Shelter has misidentified the amount in controversy. Shelter's jurisdictional allegations are incorrectly premised on these cases putting into controversy all medical coverage payment provision claims for which the policy limits were not exhausted. Neither Plaintiff has identified his putative class in a way that would plausibly put all those claims into controversy. Rather, the putative classes are defined to include only those claims where policy limits were not exhausted for a particular reason. Shelter's computer reports do not reveal the reason why policy limits were not exhausted in any given case. Shelter did not review the individual claims for which policy limits were not exhausted to determine the reasons why. Shelter did not even review a sample of those claims to conduct a statistical analysis of likely reasons that policy limits were not exhausted. On the record before the Court, it is just as possible that payment on any given claim in Shelter's report did not exhaust policy limits because the claim was for a small amount as it is because Shelter negotiated a lower bill from the medical provider or reduced the benefit paid because some other insurance policy paid some of the amount claimed. "[T]he amount in controversy is not established by a preponderance of the evidence if a court must resort `to conjecture, speculation, or star gazing.'" Waters v. Ferrara Candy Co., 873 F.3d 633, 636 (8th Cir. 2017) (quoting Pretka v. Kolter City Plaza II, Inc., 608 F.3d 744, 754 (11th Cir. 2010)).
Because Shelter has failed to establish that a sufficient amount is in controversy for this Court to exercise jurisdiction under CAFA, these matters must be remanded.
IT IS THEREFORE ORDERED that, in the matter of Whitaker v. Shelter Mutual Insurance Co., No. 2:18-CV-02091, this case is REMANDED to the Circuit Court of Logan County, Arkansas. All pending motions are TERMINATED.

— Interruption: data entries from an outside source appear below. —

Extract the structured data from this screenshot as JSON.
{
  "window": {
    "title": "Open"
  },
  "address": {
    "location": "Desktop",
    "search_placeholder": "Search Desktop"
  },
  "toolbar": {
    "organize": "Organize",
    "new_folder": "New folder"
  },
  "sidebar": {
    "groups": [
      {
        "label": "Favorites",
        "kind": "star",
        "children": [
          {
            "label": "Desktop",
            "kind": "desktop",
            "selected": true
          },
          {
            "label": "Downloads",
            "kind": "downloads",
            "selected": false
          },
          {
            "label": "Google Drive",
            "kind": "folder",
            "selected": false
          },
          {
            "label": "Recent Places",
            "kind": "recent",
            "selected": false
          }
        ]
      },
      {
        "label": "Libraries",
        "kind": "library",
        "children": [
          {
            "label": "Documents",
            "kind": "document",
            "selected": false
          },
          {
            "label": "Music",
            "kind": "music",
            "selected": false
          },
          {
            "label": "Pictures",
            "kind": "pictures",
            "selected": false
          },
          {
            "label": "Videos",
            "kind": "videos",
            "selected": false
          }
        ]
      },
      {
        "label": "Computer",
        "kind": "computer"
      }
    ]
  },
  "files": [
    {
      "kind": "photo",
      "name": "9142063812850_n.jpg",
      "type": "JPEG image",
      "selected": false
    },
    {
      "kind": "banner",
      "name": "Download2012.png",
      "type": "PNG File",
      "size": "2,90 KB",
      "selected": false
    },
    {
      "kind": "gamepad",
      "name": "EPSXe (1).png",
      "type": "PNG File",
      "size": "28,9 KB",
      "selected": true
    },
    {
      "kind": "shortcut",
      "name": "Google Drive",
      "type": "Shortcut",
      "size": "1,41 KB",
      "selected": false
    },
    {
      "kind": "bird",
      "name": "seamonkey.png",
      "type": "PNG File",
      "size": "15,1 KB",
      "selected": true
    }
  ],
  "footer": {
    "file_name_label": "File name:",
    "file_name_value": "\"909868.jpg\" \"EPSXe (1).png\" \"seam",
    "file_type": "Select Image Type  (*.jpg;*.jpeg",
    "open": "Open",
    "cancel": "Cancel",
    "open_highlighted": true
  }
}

IT IS FURTHER ORDERED that, in the matter of Baggett v. Shelter Mutual Insurance Co., No. 2:18-CV-02190, Plaintiff's motion (Doc. 15) to remand is GRANTED, and this case is REMANDED to the Circuit Court of Pulaski County, Arkansas.
IT IS SO ORDERED.
The website for the Arkansas Insurance Department publishes a "Rule 21" that appears to be similar, but not identical, to the Rule 21 cited in the complaints. The Rule 21 on the website and the Rule 21 in the complaints is not the Rule 21 that appears either on the Arkansas Secretary of State's website or in the Arkansas Administrative Code published on Westlaw and represented to be current through December of 2018. See Ark. Admin. Code §§ 054.00.21-1-054.00.21-7. The Rule 21 appearing in the Arkansas Administrative Code includes different provisions than those cited by Whitaker and Baggett. It may be an issue for the State courts on remand to determine whether the Rule 21 cited by Whitaker and Baggett is valid under Arkansas's Administrative Procedures Act, Ark. Code Ann. § 25-15-201, et seq.